A recent report published by the Social Market Foundation and EDF highlights the fact that 640,000 vacancies are predicted within the STEM sector over the next 6 years. This mirrors reports published in 2016 by the Wakeham Review of STEM Degree Provision and the Association of British Pharmaceutical Industries which both highlight the current and future need to focus on increasing the number of STEM professionals within the life science and pharmaceutical industries.
This potential scarcity within the science sector could be further exacerbated by the potential impact of free movement of labour within the EU. All economic indicators are that the UK economy will continue to grow, with great emphasis on the STEM industries.
As such it is vital that companies in these sectors undertake strategic manpower planning in order to ensure that they have the staff and skills to meet demand.
So what can organisations do to ensure the meet the demand for highly skilled staff over the next ten years?
Long-term Talent Management Planning: – Plan for the futures in relation to manpower planning rather than reacting to immediate needs.
- Liaise with schools to encourage GCSE and A Level students to pursue careers in science.
- Liaise and offer placements for universities in the STEM sector (This is a great method of finding futures employees)
- Investigate how apprenticeships in the STEM sector will work for you.
- Undertake ongoing reviews of your benefits packages to ensure you stay up to date with market changes. Salaries within the Stem sector are increasing as demand for staff increases.
- Investigate non-financial rewards and career opportunities ensuring you retain your best staff.
- Develop your internal staff with further training to suit your long-term needs.

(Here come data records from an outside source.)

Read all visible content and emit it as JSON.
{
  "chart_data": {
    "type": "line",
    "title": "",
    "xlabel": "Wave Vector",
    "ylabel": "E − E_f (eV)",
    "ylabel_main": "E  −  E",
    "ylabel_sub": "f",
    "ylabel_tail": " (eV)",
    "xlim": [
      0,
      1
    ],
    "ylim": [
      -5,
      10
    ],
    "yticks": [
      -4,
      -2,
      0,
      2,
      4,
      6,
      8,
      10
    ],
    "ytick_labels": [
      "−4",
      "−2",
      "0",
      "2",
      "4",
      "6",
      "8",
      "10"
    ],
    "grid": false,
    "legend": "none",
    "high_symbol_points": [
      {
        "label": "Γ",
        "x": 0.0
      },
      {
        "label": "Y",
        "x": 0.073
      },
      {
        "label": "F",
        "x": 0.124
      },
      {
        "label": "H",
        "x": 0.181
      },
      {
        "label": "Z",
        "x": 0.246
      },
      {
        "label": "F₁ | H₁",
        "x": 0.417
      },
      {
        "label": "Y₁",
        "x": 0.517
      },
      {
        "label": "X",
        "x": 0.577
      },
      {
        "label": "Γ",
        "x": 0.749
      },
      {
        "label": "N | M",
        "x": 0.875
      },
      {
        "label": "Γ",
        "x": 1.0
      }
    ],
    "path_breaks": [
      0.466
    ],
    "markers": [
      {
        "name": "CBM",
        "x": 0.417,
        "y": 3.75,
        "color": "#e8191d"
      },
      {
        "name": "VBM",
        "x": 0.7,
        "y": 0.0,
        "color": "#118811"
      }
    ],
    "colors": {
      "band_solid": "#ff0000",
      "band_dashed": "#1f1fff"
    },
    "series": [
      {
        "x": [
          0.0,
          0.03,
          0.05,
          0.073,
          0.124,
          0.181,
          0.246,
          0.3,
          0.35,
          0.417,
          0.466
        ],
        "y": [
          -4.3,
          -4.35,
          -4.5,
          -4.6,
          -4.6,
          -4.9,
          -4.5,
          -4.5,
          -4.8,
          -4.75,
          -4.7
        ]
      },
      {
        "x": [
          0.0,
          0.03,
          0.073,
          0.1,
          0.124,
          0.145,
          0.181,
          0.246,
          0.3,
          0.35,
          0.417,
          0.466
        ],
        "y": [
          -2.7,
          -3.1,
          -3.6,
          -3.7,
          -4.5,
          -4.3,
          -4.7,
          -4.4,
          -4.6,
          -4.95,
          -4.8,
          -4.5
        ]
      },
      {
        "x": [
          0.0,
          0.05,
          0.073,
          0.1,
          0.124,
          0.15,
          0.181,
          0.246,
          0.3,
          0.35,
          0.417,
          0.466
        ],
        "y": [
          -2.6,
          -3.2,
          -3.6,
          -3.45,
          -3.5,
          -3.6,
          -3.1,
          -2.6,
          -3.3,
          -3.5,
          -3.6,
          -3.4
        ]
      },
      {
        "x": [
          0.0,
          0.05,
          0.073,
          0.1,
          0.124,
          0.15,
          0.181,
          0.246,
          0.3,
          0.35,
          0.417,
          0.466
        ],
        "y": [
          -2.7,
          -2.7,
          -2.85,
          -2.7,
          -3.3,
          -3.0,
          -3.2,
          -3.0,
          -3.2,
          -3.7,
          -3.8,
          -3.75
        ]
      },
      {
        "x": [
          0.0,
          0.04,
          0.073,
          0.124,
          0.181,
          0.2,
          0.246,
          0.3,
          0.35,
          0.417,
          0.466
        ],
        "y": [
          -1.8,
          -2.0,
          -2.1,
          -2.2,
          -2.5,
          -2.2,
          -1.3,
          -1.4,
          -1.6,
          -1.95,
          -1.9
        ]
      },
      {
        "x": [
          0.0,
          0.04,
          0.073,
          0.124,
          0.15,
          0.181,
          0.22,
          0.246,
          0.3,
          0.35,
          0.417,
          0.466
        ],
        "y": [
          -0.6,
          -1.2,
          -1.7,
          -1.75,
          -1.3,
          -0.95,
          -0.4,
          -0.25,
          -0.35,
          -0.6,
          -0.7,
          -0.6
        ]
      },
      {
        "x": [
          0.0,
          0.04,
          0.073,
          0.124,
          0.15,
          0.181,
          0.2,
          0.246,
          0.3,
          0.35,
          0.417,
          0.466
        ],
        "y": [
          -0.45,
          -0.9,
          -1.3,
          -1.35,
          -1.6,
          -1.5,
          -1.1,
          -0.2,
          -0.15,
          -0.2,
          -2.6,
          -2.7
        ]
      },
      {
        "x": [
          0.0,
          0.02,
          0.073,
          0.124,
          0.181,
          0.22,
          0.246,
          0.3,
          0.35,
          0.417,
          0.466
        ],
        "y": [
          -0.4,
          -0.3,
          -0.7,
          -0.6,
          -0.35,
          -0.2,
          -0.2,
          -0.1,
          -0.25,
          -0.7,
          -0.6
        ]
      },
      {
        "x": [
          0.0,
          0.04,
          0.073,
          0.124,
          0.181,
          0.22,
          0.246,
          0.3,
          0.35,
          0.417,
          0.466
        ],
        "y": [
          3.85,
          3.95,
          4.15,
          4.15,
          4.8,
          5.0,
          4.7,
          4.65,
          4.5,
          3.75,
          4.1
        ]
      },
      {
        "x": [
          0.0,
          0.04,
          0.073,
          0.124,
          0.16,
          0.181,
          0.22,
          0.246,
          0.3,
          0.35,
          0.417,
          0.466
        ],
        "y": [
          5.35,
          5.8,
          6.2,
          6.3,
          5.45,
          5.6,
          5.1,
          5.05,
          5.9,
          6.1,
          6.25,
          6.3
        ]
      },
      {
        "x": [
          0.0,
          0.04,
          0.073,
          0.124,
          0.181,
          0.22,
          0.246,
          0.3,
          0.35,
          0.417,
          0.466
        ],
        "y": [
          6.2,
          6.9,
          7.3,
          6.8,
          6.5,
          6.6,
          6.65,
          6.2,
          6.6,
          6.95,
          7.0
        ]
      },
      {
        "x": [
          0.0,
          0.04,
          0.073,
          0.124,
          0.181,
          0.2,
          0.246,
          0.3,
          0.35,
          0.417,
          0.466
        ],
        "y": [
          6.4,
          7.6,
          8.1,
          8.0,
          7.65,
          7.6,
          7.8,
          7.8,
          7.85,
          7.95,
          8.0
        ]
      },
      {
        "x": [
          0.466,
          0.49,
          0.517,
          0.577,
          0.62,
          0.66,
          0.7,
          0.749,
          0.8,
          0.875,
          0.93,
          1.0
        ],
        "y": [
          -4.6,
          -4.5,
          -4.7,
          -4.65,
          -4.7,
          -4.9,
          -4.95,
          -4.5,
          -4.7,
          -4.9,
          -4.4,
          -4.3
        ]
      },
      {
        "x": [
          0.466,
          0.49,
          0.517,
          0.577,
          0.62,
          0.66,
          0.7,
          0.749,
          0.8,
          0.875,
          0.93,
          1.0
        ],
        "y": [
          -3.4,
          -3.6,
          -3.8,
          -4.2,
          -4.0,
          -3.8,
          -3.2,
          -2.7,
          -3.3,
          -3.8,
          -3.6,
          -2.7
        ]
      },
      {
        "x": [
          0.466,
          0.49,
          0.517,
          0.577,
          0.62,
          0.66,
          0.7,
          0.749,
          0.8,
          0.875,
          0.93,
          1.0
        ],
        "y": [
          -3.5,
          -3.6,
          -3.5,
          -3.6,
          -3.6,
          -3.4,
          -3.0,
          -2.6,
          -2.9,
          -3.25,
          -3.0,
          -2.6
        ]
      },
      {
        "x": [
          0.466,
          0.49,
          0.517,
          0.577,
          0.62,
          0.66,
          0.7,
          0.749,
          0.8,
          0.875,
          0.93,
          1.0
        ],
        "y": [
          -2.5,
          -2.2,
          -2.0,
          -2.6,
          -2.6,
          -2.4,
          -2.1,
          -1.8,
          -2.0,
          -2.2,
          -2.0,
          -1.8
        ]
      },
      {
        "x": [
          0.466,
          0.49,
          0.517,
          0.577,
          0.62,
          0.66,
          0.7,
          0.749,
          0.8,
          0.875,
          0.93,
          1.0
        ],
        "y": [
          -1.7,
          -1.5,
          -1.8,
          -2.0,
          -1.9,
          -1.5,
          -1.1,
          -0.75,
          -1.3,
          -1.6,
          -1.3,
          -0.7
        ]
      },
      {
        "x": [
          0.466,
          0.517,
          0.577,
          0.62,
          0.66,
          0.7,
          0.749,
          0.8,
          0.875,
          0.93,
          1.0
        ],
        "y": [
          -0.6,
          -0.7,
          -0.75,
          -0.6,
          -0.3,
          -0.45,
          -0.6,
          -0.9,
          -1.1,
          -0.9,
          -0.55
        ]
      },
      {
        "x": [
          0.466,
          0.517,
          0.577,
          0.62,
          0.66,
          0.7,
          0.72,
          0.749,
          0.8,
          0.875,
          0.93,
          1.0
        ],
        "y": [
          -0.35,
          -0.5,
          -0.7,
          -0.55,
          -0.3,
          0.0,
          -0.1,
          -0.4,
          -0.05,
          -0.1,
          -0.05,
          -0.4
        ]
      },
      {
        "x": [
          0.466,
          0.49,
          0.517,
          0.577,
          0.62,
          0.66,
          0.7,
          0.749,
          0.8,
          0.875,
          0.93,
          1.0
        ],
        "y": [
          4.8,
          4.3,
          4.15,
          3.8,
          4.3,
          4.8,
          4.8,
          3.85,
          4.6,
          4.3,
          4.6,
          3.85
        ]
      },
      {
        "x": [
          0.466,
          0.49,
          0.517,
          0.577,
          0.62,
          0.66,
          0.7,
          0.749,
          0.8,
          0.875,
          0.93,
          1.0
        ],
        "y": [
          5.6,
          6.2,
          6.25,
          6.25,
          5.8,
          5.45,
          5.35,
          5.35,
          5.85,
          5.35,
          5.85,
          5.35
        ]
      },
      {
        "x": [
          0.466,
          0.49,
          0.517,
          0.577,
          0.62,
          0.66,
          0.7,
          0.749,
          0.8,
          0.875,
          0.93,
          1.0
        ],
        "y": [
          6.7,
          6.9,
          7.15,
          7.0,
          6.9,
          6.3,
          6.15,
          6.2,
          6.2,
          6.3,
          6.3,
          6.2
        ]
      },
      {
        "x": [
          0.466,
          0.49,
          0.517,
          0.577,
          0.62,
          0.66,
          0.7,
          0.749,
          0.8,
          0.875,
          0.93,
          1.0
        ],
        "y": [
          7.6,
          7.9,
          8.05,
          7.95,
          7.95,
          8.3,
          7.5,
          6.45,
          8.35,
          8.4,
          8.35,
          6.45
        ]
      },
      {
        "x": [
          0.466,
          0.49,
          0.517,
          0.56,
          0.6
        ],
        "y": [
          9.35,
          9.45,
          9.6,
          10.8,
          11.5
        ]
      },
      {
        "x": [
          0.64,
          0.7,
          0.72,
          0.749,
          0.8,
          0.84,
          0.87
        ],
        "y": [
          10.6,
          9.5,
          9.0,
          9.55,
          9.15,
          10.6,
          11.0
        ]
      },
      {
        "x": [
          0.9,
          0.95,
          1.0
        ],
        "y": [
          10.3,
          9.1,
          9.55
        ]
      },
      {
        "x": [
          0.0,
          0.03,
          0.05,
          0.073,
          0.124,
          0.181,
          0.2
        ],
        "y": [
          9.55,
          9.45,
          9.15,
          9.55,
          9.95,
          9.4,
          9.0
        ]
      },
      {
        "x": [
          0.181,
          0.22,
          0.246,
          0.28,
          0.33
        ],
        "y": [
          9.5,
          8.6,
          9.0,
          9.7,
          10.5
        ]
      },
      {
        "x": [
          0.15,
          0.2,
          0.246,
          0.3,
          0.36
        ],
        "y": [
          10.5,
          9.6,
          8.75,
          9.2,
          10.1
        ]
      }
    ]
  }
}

- Become politically engaged to ensure we can influence government policy in relation to education, movement of highly skilled staff and investment in the Stem Sector.
- Work closely with your recruitment partners to ensure strategic planning in staff attraction.
The demand for staff within the life sciences and pharmaceutical industries is predicted to increase greatly over the next 10 years and it is important that the potential skill shortages are addressed now. Organisations need to address this from school level through to graduate /PhD level while at the same time improving and changing internal policies and structures to ensure that they retain their best staff. It is vital that they work with their recruitment partners, whether these are recruitment consultancies or MSPs, to maintain up to date information on trends within the employment market and how to plan to meet future recruitment requirements.